La Covid-19 et son expansion mondiale auraient pu mettre fin aux échanges universitaires et notamment aux programmes Erasmus. Le Brexit, qui a déclenché le retrait du Royaume-Uni de l’Union, aurait également pu fragiliser l’ensemble. Et pourtant c’est l’inverse.
En effet, contrairement à ce que l’on pourrait croire, les programmes Erasmus +, qui couvrent 33 pays en Europe et 167 hors Europe, sont toujours autant plébiscités, malgré le très fort ralentissement des déplacements internationaux. Selon les chiffres officiels français, en 2020 les demandes de mobilité Erasmus + ont augmenté de 7 %. En France, 100 000 personnes en moyenne bénéficient du programme chaque année : plus de 50 % d’étudiants (stages ou études), environ 30 % d’alternants, stagiaires et formateurs de la formation professionnelle et 20 % d’enseignants et professeurs.
De plus, mi-décembre, les instances européennes ont validé un accord qui permet d’augmenter la part du budget Erasmus + pour un montant total de 23,4 Mds € sur sept ans pour la période 2021-2027, soit 10 milliards de plus que sur la programmation précédente. Cette augmentation, évoquée avant l’apparition du virus, va permettre non seulement d’accroître le nombre d’étudiants, d’élèves et de professionnels qui profiteront de cette expérience, mais également de diversifier les profils. L’objectif est d’atteindre 10 millions de mobilités européennes en seulement sept ans, ce qui permettrait à la moitié d’une classe d’âge d’avoir passé, avant ses 25 ans, au moins six mois dans un autre pays européen.

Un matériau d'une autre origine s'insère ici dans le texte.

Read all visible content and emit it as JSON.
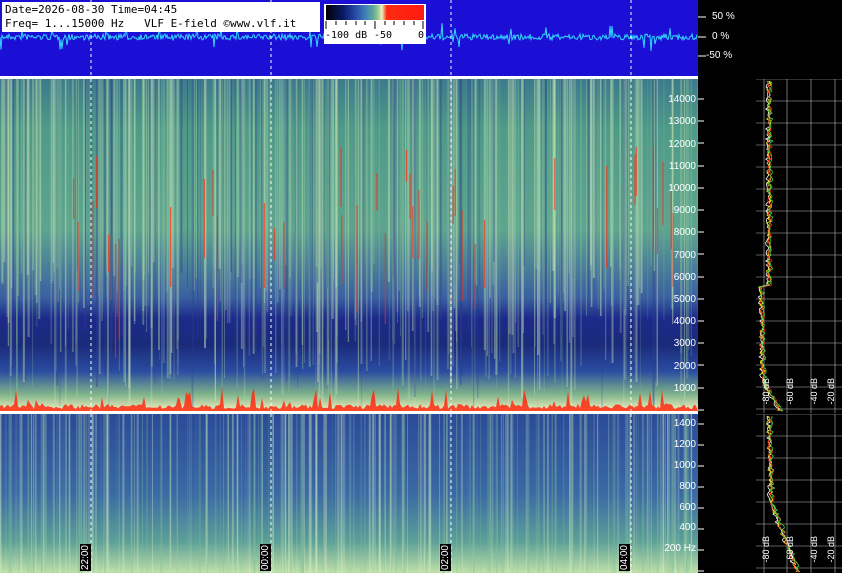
{
  "header": {
    "line1": "Date=2026-08-30 Time=04:45",
    "line2": "Freq= 1...15000 Hz   VLF E-field ©www.vlf.it"
  },
  "colorbar": {
    "labels": [
      "-100 dB",
      "-50",
      "0"
    ]
  },
  "waveform_scale": {
    "labels": [
      "50 %",
      "0 %",
      "-50 %"
    ]
  },
  "upper_freq_axis": {
    "labels": [
      "14000",
      "13000",
      "12000",
      "11000",
      "10000",
      "9000",
      "8000",
      "7000",
      "6000",
      "5000",
      "4000",
      "3000",
      "2000",
      "1000"
    ]
  },
  "lower_freq_axis": {
    "labels": [
      "1400",
      "1200",
      "1000",
      "800",
      "600",
      "400",
      "200 Hz"
    ]
  },
  "time_axis": {
    "labels": [
      "22:00",
      "00:00",
      "02:00",
      "04:00"
    ]
  },
  "upper_db_scale": {
    "labels": [
      "-80 dB",
      "-60 dB",
      "-40 dB",
      "-20 dB"
    ]
  },
  "lower_db_scale": {
    "labels": [
      "-80 dB",
      "-60 dB",
      "-40 dB",
      "-20 dB"
    ]
  },
  "colors": {
    "waveform_background": "#1b0fd6",
    "waveform_trace": "#33d6ff",
    "spectrum_low": "#1c2a8a",
    "spectrum_mid": "#5ea58f",
    "spectrum_high": "#f2f0c0",
    "spectrum_peak": "#ff2a10"
  }
}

Il s’agit donc de toucher de nouveaux publics, en particulier ceux qui jusqu’à maintenant ne se sentaient pas concernés par l’offre Erasmus +, souvent perçue dans l’opinion publique comme plutôt universitaire : c’est le cas des apprentis, des adultes en réinsertion, des personnes en situation de handicap. Dans l’enseignement secondaire, les collèges pourront participer, ainsi que les lycéens des établissements professionnels, à des stages hors Europe.
Erasmus + s’est d’ailleurs adapté aux nouvelles conditions sanitaires avec une offre de « mobilité hybride » constituée de cours à distance et mobilité physique, dispositif qui pourrait être pérennisé. Enfin, Erasmus + intégrera davantage la dimension climat avec une bourse revalorisée pour les participants utilisant des moyens de transport moins polluants.
Côté institutions, il s’agit également de favoriser la création d’alliances entre universités européennes, afin d’activer un réseau de campus européens : il est question de 41 alliances entre 294 établissements, ces derniers regroupant 18 % des étudiants de l’Union. La France souhaite la création d’un diplôme européen d´enseignement supérieur. L’enseignement professionnel n’est pas oublié avec la création de centres d’excellence pour l’apprentissage et la formation professionnelle.
Les absents ont toujours tort…
Concernant le retrait du Royaume-Uni, qui est sorti également du programme pour cause de Brexit, alors que c’était la deuxième destination préférée des demandeurs, la lenteur des négociations a permis une certaine anticipation. On constate, depuis 2016, des demandes de mobilité réorientées vers l’Espagne (destination favorite des Français en Erasmus), mais surtout l’Irlande et les pays anglophones du Nord de l’Europe. Le gouvernement britannique aurait pu opter pour le statut de pays tiers comme la Norvège, l’Islande ou la Turquie, ce qui n’est pas le cas et une diminution brutale du nombre d´étudiants optant pour ce pays est à prévoir. De plus, il faudra compter avec le coût d’un visa (environ 400 €), des frais d’inscription onéreux et l’absence de bourses. L’Irlande devrait se convertir en grand bénéficiaire de ce changement.
De nouvelles modalités et perspectives, un soutien renforcé et un élargissement au plus grand nombre : non seulement Erasmus + se porte bien, mais devrait être plébiscité encore plus après des mois d’immobilité forcée. Espérons que son impact social et économique pour la jeunesse accompagne la relance attendue dans tous les pays.